Una boccata d’ossigeno per il cinema italiano.
I ministri Passera (Sviluppo) e Ornaghi (Beni culturali) hanno presentato alcuni giorni fa l’atteso decreto salva-cinema. Un provvedimento si direbbe “patriottico”, sul modello francese, più o meno che mette a disposizione 200 milioni di investimenti.
“Investimenti” in senso lato: in pratica si “costringe” per legge la Rai, tv di Stato, ad acquistare opere cinematografiche “di espressione originale italiana” (cosiddetta “riserva d’investimento”).
Funziona così: viale Mazzini deve destinare il 3,6 di ricavi complessivi annui (canone più pubblicità) a produzione, finanziamento, acquisto e pre-acquisto di film fatti in Italia. La riserva d’investimento riguarda anche le altre emittenti tv, ma per il 3,5% dei ricavi.

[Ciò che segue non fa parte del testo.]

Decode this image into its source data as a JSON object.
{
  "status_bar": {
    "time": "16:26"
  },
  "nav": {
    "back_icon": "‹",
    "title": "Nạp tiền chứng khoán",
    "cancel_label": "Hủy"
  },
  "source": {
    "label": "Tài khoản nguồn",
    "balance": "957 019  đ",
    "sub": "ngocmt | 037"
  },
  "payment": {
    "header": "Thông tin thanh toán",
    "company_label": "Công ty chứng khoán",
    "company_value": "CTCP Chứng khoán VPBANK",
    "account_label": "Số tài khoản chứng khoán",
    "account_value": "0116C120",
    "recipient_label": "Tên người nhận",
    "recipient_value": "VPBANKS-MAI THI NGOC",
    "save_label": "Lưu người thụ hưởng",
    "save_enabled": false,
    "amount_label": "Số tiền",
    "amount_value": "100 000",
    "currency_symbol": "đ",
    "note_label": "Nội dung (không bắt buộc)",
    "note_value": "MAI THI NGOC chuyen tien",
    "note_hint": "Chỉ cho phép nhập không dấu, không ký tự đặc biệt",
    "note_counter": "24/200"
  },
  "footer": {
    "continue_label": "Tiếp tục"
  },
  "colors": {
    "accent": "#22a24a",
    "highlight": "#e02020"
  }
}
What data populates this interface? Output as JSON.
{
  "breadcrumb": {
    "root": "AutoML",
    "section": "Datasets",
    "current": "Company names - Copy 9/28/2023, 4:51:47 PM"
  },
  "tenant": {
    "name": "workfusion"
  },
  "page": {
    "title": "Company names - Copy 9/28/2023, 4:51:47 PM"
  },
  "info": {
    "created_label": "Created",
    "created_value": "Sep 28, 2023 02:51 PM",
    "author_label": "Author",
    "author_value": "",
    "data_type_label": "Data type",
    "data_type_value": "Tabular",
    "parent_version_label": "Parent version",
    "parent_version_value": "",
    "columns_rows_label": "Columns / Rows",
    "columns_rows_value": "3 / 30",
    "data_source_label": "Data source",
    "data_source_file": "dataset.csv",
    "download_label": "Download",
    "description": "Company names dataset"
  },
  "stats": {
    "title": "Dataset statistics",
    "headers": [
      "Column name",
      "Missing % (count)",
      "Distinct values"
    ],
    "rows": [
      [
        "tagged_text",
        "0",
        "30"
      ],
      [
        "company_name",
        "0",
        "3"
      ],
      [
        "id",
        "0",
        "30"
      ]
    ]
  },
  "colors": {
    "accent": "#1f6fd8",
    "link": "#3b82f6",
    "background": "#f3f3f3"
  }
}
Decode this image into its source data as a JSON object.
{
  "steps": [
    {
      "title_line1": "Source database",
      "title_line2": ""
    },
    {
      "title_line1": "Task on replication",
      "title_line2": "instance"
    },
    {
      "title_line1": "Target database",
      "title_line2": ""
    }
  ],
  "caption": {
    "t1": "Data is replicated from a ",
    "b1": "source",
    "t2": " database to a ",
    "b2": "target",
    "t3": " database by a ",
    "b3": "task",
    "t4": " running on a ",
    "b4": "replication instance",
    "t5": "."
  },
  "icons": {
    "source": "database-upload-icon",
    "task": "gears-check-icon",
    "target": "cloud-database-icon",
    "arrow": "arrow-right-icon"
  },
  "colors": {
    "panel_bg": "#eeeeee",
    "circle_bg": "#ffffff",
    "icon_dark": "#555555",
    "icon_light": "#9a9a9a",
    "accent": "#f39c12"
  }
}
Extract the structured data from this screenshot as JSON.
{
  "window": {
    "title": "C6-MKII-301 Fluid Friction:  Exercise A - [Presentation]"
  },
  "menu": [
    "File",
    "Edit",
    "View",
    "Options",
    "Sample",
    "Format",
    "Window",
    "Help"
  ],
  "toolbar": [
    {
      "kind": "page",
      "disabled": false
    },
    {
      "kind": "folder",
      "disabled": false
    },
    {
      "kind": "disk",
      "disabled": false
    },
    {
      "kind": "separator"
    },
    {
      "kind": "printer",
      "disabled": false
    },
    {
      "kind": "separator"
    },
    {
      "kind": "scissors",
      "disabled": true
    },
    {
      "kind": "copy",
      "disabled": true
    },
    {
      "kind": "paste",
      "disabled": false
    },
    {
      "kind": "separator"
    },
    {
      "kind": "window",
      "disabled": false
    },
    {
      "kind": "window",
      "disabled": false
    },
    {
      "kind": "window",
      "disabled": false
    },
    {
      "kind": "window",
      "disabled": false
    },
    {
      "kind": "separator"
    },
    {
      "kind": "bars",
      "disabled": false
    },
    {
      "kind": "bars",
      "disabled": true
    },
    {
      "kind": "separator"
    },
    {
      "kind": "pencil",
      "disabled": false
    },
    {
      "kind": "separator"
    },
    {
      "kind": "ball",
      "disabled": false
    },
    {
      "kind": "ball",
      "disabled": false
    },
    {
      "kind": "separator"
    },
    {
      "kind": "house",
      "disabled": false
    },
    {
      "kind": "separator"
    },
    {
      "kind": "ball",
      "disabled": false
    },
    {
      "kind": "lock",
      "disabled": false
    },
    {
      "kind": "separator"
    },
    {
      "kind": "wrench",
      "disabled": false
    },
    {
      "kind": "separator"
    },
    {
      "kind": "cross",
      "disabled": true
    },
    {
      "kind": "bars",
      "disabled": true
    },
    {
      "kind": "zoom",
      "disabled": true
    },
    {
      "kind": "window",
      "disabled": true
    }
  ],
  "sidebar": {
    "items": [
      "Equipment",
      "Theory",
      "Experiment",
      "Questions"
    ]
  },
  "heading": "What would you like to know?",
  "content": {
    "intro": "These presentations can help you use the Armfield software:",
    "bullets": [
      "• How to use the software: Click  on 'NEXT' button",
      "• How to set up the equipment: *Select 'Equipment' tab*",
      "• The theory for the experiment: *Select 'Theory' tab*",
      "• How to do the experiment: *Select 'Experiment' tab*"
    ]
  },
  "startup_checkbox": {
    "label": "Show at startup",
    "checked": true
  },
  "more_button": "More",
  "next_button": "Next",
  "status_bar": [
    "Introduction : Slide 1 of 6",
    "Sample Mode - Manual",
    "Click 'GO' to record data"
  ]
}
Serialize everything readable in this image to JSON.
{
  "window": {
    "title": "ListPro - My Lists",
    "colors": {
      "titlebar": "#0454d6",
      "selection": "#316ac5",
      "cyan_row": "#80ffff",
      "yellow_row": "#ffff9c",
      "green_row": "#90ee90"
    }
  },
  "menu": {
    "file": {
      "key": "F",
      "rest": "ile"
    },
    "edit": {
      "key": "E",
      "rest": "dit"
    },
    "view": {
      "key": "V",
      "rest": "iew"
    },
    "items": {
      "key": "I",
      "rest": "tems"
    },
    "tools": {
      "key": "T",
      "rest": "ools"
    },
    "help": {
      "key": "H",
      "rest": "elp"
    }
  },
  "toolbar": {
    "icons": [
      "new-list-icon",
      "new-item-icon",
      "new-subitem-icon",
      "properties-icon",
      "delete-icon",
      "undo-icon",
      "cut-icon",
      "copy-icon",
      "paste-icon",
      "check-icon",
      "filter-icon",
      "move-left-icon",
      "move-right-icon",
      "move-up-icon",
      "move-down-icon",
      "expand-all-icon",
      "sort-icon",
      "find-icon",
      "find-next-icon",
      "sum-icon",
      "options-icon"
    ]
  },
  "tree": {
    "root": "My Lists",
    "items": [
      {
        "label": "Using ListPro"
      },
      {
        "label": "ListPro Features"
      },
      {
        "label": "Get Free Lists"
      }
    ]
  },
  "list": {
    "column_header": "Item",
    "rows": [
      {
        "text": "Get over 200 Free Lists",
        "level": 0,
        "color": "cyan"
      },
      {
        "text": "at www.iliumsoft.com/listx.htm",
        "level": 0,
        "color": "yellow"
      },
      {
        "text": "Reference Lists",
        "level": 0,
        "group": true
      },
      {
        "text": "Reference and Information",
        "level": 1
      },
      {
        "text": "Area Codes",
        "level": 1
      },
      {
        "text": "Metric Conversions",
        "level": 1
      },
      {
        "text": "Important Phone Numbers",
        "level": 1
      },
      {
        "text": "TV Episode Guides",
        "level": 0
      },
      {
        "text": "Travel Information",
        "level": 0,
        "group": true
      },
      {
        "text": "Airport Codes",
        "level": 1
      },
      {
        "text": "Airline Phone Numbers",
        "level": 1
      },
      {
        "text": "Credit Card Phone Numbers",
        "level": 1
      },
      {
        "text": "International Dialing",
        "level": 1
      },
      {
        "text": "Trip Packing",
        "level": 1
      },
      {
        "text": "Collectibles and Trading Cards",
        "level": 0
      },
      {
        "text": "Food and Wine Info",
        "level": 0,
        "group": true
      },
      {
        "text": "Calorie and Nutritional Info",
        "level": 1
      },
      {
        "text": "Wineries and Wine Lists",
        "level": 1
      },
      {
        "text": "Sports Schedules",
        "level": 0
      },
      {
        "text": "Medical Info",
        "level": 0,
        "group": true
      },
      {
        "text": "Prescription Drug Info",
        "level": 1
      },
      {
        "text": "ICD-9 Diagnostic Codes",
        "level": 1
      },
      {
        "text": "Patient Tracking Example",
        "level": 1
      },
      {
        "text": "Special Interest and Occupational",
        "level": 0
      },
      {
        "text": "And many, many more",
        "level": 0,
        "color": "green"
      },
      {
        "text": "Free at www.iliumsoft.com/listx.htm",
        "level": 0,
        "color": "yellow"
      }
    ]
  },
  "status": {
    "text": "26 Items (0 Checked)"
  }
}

Anche parte (minima) del palinsesto sarà vincolata ad accogliere prodotti audiovisivi italiani. Un decreto che favorirà, si spera, anche i produttori indipendenti, realtà sempre più numerosa e agguerrita nel Paese.
Soddisfatti gli autori e l’Anica, la sigla dei produttori cinematografici. “Un provvedimento di grande rilievo” ha detto Riccardo Tozzi, presidente dell’Anica. “Così si gettano le basi per dare stabilità e chiarezza ai rapporti tra televisione e cinema”. Rapporti, si dirà, non sempre idilliaci.
C’è d dire che se tv e Settima arte si tendono la mano, alla finestra c’è internet che, per sua natura scorpionesca, accordi non ne fa con nessuno.